Anyway, we got to work at Kien Khleang using the Jaipur limb system. This artificial limb comes from India and is much better suited to conditions in developing countries than the expensive and inappropriate Western limbs that other agencies are using. What's more, with this system we are able to train Cambodians to manufacture and fit the limbs themselves. I must say I was originally opposed to the Jaipur limb. As a practitioner in the US I had heard so much negative criticism of it. But when I went to India - to Jaipur in fact - I was simply amazed at how effective it was. This limb is durable, it can be manufactured very inexpensively, anyone can learn to fit it.

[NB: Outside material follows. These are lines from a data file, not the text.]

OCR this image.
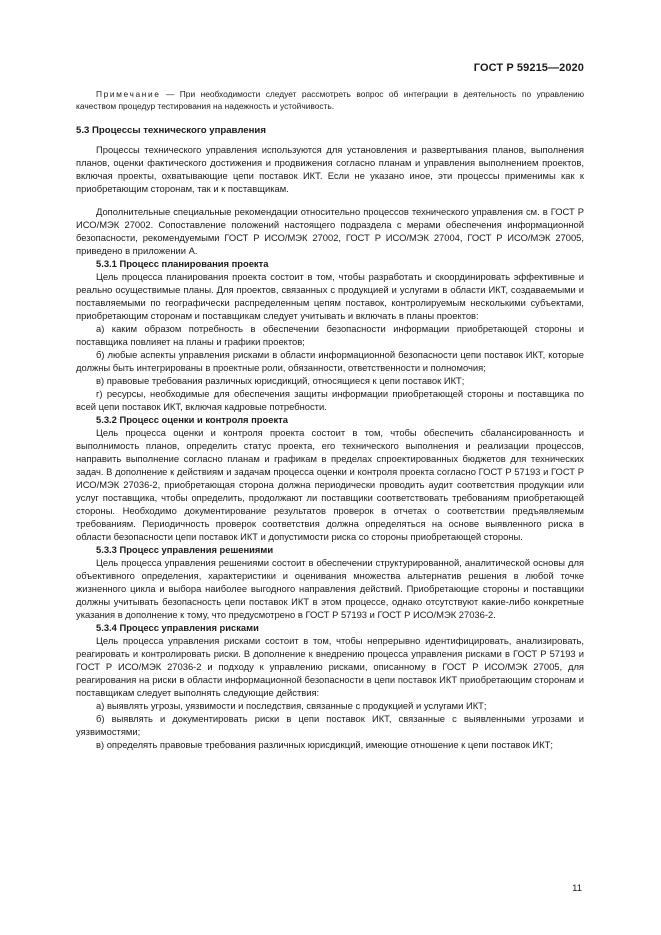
ГОСТ Р 59215—2020

Примечание — При необходимости следует рассмотреть вопрос об интеграции в деятельность по управлению качеством процедур тестирования на надежность и устойчивость.

5.3 Процессы технического управления

Процессы технического управления используются для установления и развертывания планов, выполнения планов, оценки фактического достижения и продвижения согласно планам и управления выполнением проектов, включая проекты, охватывающие цепи поставок ИКТ. Если не указано иное, эти процессы применимы как к приобретающим сторонам, так и к поставщикам.

Дополнительные специальные рекомендации относительно процессов технического управления см. в ГОСТ Р ИСО/МЭК 27002. Сопоставление положений настоящего подраздела с мерами обеспечения информационной безопасности, рекомендуемыми ГОСТ Р ИСО/МЭК 27002, ГОСТ Р ИСО/МЭК 27004, ГОСТ Р ИСО/МЭК 27005, приведено в приложении А.

5.3.1 Процесс планирования проекта

Цель процесса планирования проекта состоит в том, чтобы разработать и скоординировать эффективные и реально осуществимые планы. Для проектов, связанных с продукцией и услугами в области ИКТ, создаваемыми и поставляемыми по географически распределенным цепям поставок, контролируемым несколькими субъектами, приобретающим сторонам и поставщикам следует учитывать и включать в планы проектов:

а) каким образом потребность в обеспечении безопасности информации приобретающей стороны и поставщика повлияет на планы и графики проектов;

б) любые аспекты управления рисками в области информационной безопасности цепи поставок ИКТ, которые должны быть интегрированы в проектные роли, обязанности, ответственности и полномочия;

в) правовые требования различных юрисдикций, относящиеся к цепи поставок ИКТ;

г) ресурсы, необходимые для обеспечения защиты информации приобретающей стороны и поставщика по всей цепи поставок ИКТ, включая кадровые потребности.

5.3.2 Процесс оценки и контроля проекта

Цель процесса оценки и контроля проекта состоит в том, чтобы обеспечить сбалансированность и выполнимость планов, определить статус проекта, его технического выполнения и реализации процессов, направить выполнение согласно планам и графикам в пределах спроектированных бюджетов для технических задач. В дополнение к действиям и задачам процесса оценки и контроля проекта согласно ГОСТ Р 57193 и ГОСТ Р ИСО/МЭК 27036-2, приобретающая сторона должна периодически проводить аудит соответствия продукции или услуг поставщика, чтобы определить, продолжают ли поставщики соответствовать требованиям приобретающей стороны. Необходимо документирование результатов проверок в отчетах о соответствии предъявляемым требованиям. Периодичность проверок соответствия должна определяться на основе выявленного риска в области безопасности цепи поставок ИКТ и допустимости риска со стороны приобретающей стороны.

5.3.3 Процесс управления решениями

Цель процесса управления решениями состоит в обеспечении структурированной, аналитической основы для объективного определения, характеристики и оценивания множества альтернатив решения в любой точке жизненного цикла и выбора наиболее выгодного направления действий. Приобретающие стороны и поставщики должны учитывать безопасность цепи поставок ИКТ в этом процессе, однако отсутствуют какие-либо конкретные указания в дополнение к тому, что предусмотрено в ГОСТ Р 57193 и ГОСТ Р ИСО/МЭК 27036-2.

5.3.4 Процесс управления рисками

Цель процесса управления рисками состоит в том, чтобы непрерывно идентифицировать, анализировать, реагировать и контролировать риски. В дополнение к внедрению процесса управления рисками в ГОСТ Р 57193 и ГОСТ Р ИСО/МЭК 27036-2 и подходу к управлению рисками, описанному в ГОСТ Р ИСО/МЭК 27005, для реагирования на риски в области информационной безопасности в цепи поставок ИКТ приобретающим сторонам и поставщикам следует выполнять следующие действия:

а) выявлять угрозы, уязвимости и последствия, связанные с продукцией и услугами ИКТ;

б) выявлять и документировать риски в цепи поставок ИКТ, связанные с выявленными угрозами и уязвимостями;

в) определять правовые требования различных юрисдикций, имеющие отношение к цепи поставок ИКТ;

11
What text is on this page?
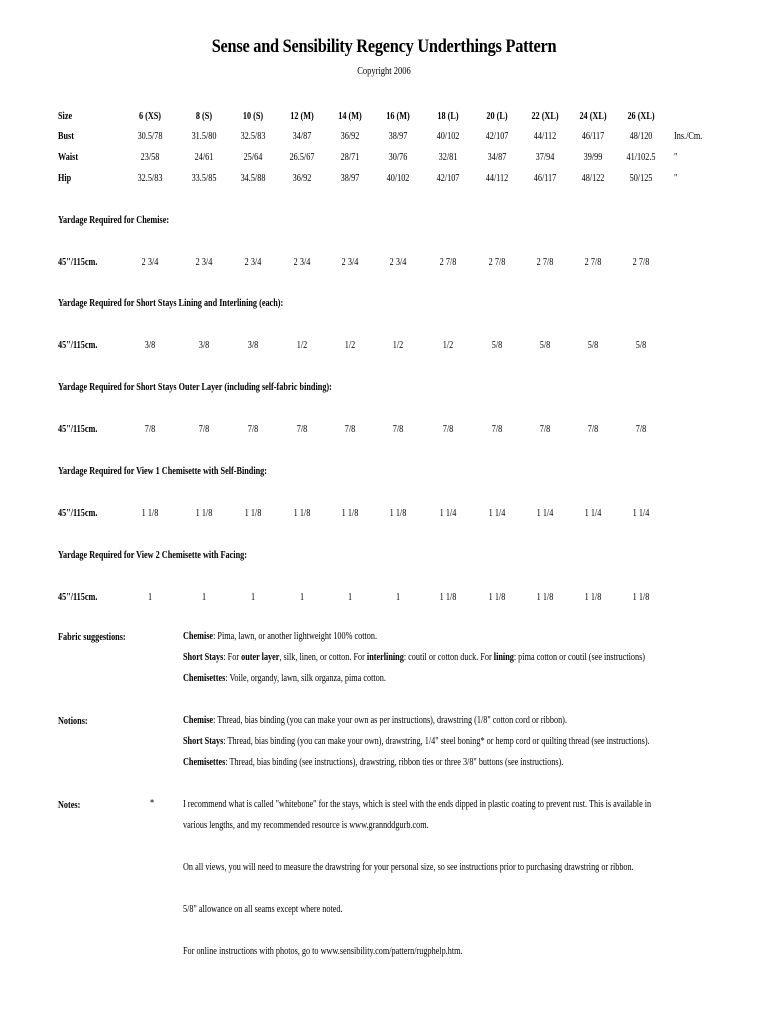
Sense and Sensibility Regency Underthings Pattern
Copyright 2006
Size	6 (XS)	8 (S)	10 (S)	12 (M) 14 (M) 16 (M)	18 (L)	20 (L) 22 (XL) 24 (XL) 26 (XL)
Bust	30.5/78	31.5/80 32.5/83	34/87	36/92	38/97	40/102	42/107	44/112	46/117	48/120 Ins./Cm.
Waist	23/58	24/61	25/64	26.5/67	28/71	30/76	32/81	34/87	37/94	39/99 41/102.5 "
Hip	32.5/83	33.5/85 34.5/88	36/92	38/97	40/102	42/107	44/112	46/117	48/122	50/125 "
Yardage Required for Chemise:
45"/115cm.	2 3/4	2 3/4	2 3/4	2 3/4	2 3/4	2 3/4	2 7/8	2 7/8	2 7/8	2 7/8	2 7/8
Yardage Required for Short Stays Lining and Interlining (each):
45"/115cm.	3/8	3/8	3/8	1/2	1/2	1/2	1/2	5/8	5/8	5/8	5/8
Yardage Required for Short Stays Outer Layer (including self-fabric binding):
45"/115cm.	7/8	7/8	7/8	7/8	7/8	7/8	7/8	7/8	7/8	7/8	7/8
Yardage Required for View 1 Chemisette with Self-Binding:
45"/115cm.	1 1/8	1 1/8	1 1/8	1 1/8	1 1/8	1 1/8	1 1/4	1 1/4	1 1/4	1 1/4	1 1/4
Yardage Required for View 2 Chemisette with Facing:
45"/115cm.	1	1	1	1	1	1	1 1/8	1 1/8	1 1/8	1 1/8	1 1/8
Fabric suggestions:	Chemise: Pima, lawn, or another lightweight 100% cotton.
Short Stays: For outer layer, silk, linen, or cotton. For interlining: coutil or cotton duck. For lining: pima cotton or coutil (see instructions)
Chemisettes: Voile, organdy, lawn, silk organza, pima cotton.
Notions:	Chemise: Thread, bias binding (you can make your own as per instructions), drawstring (1/8" cotton cord or ribbon).
Short Stays: Thread, bias binding (you can make your own), drawstring, 1/4" steel boning* or hemp cord or quilting thread (see instructions).
Chemisettes: Thread, bias binding (see instructions), drawstring, ribbon ties or three 3/8" buttons (see instructions).
Notes:	*	I recommend what is called "whitebone" for the stays, which is steel with the ends dipped in plastic coating to prevent rust. This is available in
various lengths, and my recommended resource is www.grannddgurb.com.
On all views, you will need to measure the drawstring for your personal size, so see instructions prior to purchasing drawstring or ribbon.
5/8" allowance on all seams except where noted.
For online instructions with photos, go to www.sensibility.com/pattern/rugphelp.htm.
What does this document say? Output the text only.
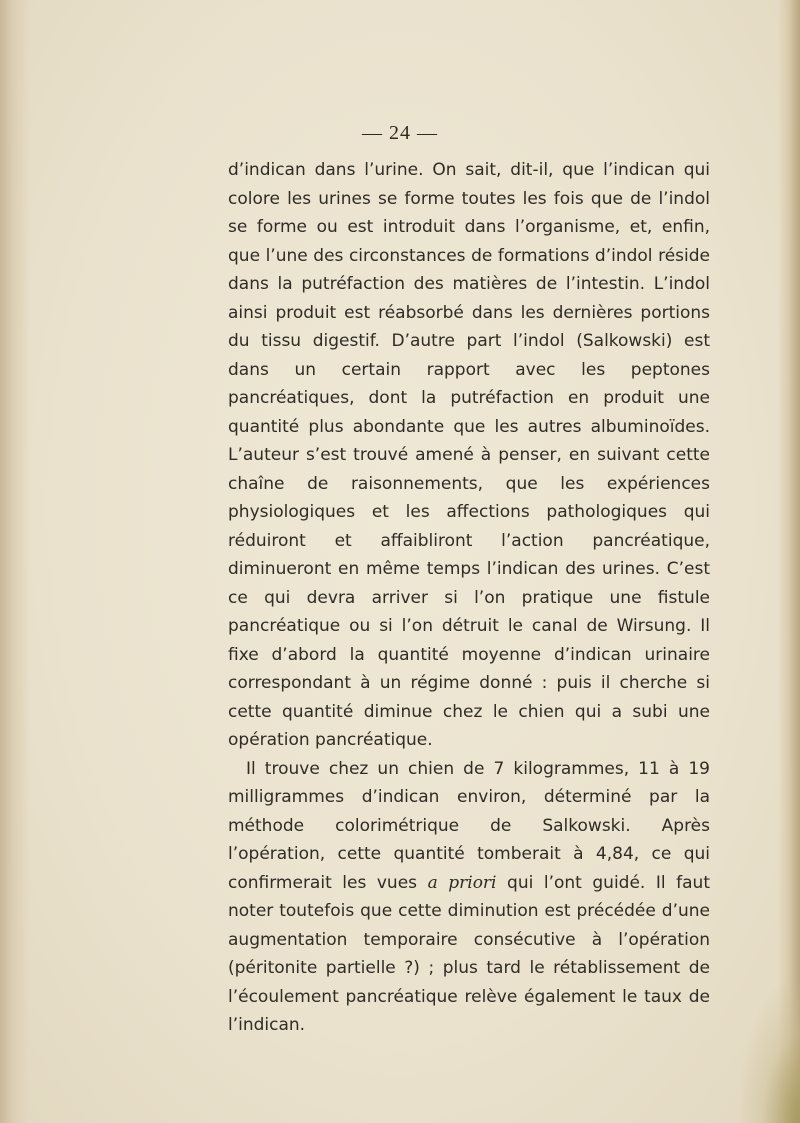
— 24 —

d’indican dans l’urine. On sait, dit-il, que l’indican qui colore les urines se forme toutes les fois que de l’indol se forme ou est introduit dans l’organisme, et, enfin, que l’une des circonstances de formations d’indol réside dans la putréfaction des matières de l’intestin. L’indol ainsi produit est réabsorbé dans les dernières portions du tissu digestif. D’autre part l’indol (Salkowski) est dans un certain rapport avec les peptones pancréatiques, dont la putréfaction en produit une quantité plus abondante que les autres albuminoïdes. L’auteur s’est trouvé amené à penser, en suivant cette chaîne de raisonnements, que les expériences physiologiques et les affections pathologiques qui réduiront et affaibliront l’action pancréatique, diminueront en même temps l’indican des urines. C’est ce qui devra arriver si l’on pratique une fistule pancréatique ou si l’on détruit le canal de Wirsung. Il fixe d’abord la quantité moyenne d’indican urinaire correspondant à un régime donné : puis il cherche si cette quantité diminue chez le chien qui a subi une opération pancréatique.

Il trouve chez un chien de 7 kilogrammes, 11 à 19 milligrammes d’indican environ, déterminé par la méthode colorimétrique de Salkowski. Après l’opération, cette quantité tomberait à 4,84, ce qui confirmerait les vues a priori qui l’ont guidé. Il faut noter toutefois que cette diminution est précédée d’une augmentation temporaire consécutive à l’opération (péritonite partielle ?) ; plus tard le rétablissement de l’écoulement pancréatique relève également le taux de l’indican.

It was then that I realized that the criticism had been coming from the international companies who were selling artificial limbs. They stood to lose a lot of money if the Jaipur system was adopted in developing countries instead of their own high-tech limbs. For example the imported limb that the International Red Cross is using in Cambodia costs, on average, $500. The cost of the Jaipur limb ranges from $26-$75 depending on the level of amputation. And it can be made from local materials. The International Red Cross limb and the Cambodia Trust devices have to be imported. These organizations are creating a dependency. We want to create independence. When we leave, the Cambodians will have a workable system of prosthetics that may not be the best in the world but which is definitely better than what they had before. They will be able to make limbs from materials available in Cambodia or in some cases from Vietnam - and that's a whole lot closer than London or San Francisco.
What we want to do next is fine-tune the system and then take it out to the provinces in Cambodia and maybe even set up a program in Vietnam. When I was in Cambodia last I wore a Jaipur limb myself. The Cambodians loved it - every time I fell down while playing volleyball they laughed their asses off. There is a hell of a lot of satisfaction in this work - which is something that all the people in the Foundation who have been working in Cambodia have experienced. I feel that at some point we are making a difference. We are being the ambassadors we should have been back in the 1960s and 1970s.
Dave Evans of the Vietnam Veterans of America Foundation is a consultant with the Kien Khleang project in Cambodia.